Well the best laid plans of mice and men ... The walking has been fine for the most part but just when things should have been easiest I couldn't find the way out of the last field before the road, so we ended up in a little wood full of nettles and brambles before deciding the barbed wire fence in the field would be easier.

But that was not the worst. We got to  Coalburns to find the sign for the Fox and Hounds welcoming us. Unfortunately the door was closed fast against us at about 1pm. Denied! So we have turned around and looked for somewhere shady to have lunch.

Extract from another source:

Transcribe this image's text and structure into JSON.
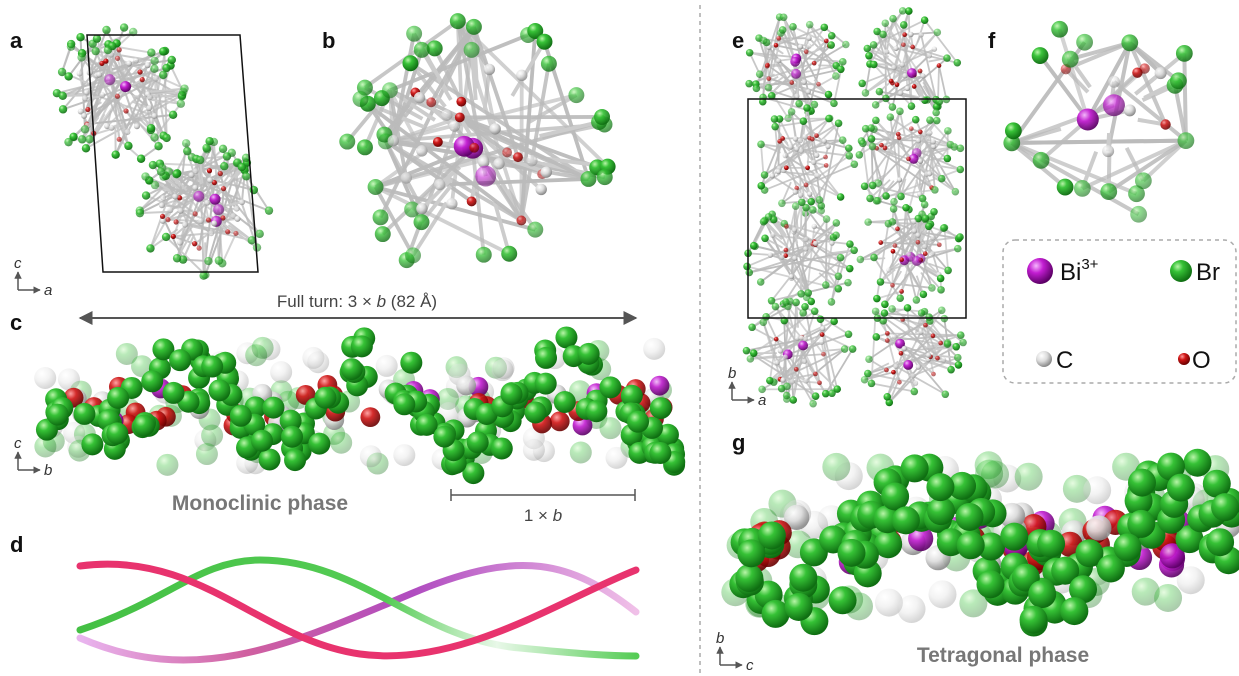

On the way we passed the field, and from the roadside I spotted what was invisible from the field: a signpost. To be fair it was nearly invisible from the road too, thanks to 2m tall bracken. So I pulled and trampled until sign and stile were visible from both sides and continued on.

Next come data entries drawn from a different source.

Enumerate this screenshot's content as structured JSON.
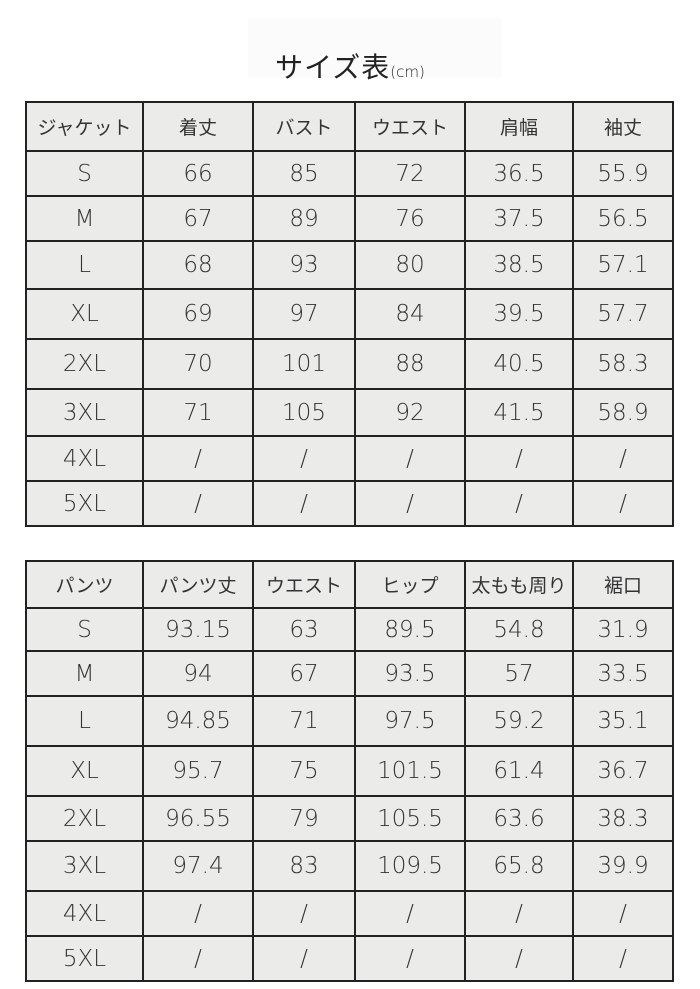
{
  "title": "サイズ表",
  "title_unit": "(cm)",
  "jacket": {
    "headers": [
      "ジャケット",
      "着丈",
      "バスト",
      "ウエスト",
      "肩幅",
      "袖丈"
    ],
    "rows": [
      [
        "S",
        "66",
        "85",
        "72",
        "36.5",
        "55.9"
      ],
      [
        "M",
        "67",
        "89",
        "76",
        "37.5",
        "56.5"
      ],
      [
        "L",
        "68",
        "93",
        "80",
        "38.5",
        "57.1"
      ],
      [
        "XL",
        "69",
        "97",
        "84",
        "39.5",
        "57.7"
      ],
      [
        "2XL",
        "70",
        "101",
        "88",
        "40.5",
        "58.3"
      ],
      [
        "3XL",
        "71",
        "105",
        "92",
        "41.5",
        "58.9"
      ],
      [
        "4XL",
        "/",
        "/",
        "/",
        "/",
        "/"
      ],
      [
        "5XL",
        "/",
        "/",
        "/",
        "/",
        "/"
      ]
    ]
  },
  "pants": {
    "headers": [
      "パンツ",
      "パンツ丈",
      "ウエスト",
      "ヒップ",
      "太もも周り",
      "裾口"
    ],
    "rows": [
      [
        "S",
        "93.15",
        "63",
        "89.5",
        "54.8",
        "31.9"
      ],
      [
        "M",
        "94",
        "67",
        "93.5",
        "57",
        "33.5"
      ],
      [
        "L",
        "94.85",
        "71",
        "97.5",
        "59.2",
        "35.1"
      ],
      [
        "XL",
        "95.7",
        "75",
        "101.5",
        "61.4",
        "36.7"
      ],
      [
        "2XL",
        "96.55",
        "79",
        "105.5",
        "63.6",
        "38.3"
      ],
      [
        "3XL",
        "97.4",
        "83",
        "109.5",
        "65.8",
        "39.9"
      ],
      [
        "4XL",
        "/",
        "/",
        "/",
        "/",
        "/"
      ],
      [
        "5XL",
        "/",
        "/",
        "/",
        "/",
        "/"
      ]
    ]
  }
}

A dull day in Stanleyburn Dene

We are off on a set piece walk today but in the opposite direction because there was a letter to put in the post. Actually I think it might be an improvement because there was a bin this way and they disappear soon enough down Moor Road. 
We are heading down the public footpath through Prudhoe Hospital and the dene is opening in front of us:

Which is nice. Clearly part of the grounds of the old Prudhoe Hall which became the hospital, it suffers from Cragside envy as evidenced by the attempts to turn two minor streams into something sublime and of course the ubiquitous rhododendron bushes.

Whatever the human impression, the dogs love it. Any woodland turns them into happy little hunters, although Amazon has become very much an "at heel" dog as she has matured and leaves all the adventurous stuff to Rover - until she hears the hunting call of course! It is strange to think that they are nearly seven years old now, so in dog years my "puppies" are now older than me! I think the hardest thing about owning dogs is watching them grow older, seeing them slow down and take less risks than formerly. Rover will be the puppy for as long as he can, but Amazon, old before her time in her bid to be dominant, is showing her age.

She has finally left my side after crossing South Park - a nice little meadow this summer, now just another grassy field. She knew it was the last chance for freedom before going back on the lead on Moor Road, which is a rarely used single track lane here. She is now back, as is Rover, and it is their job to pull me back up the road into Prudhoe.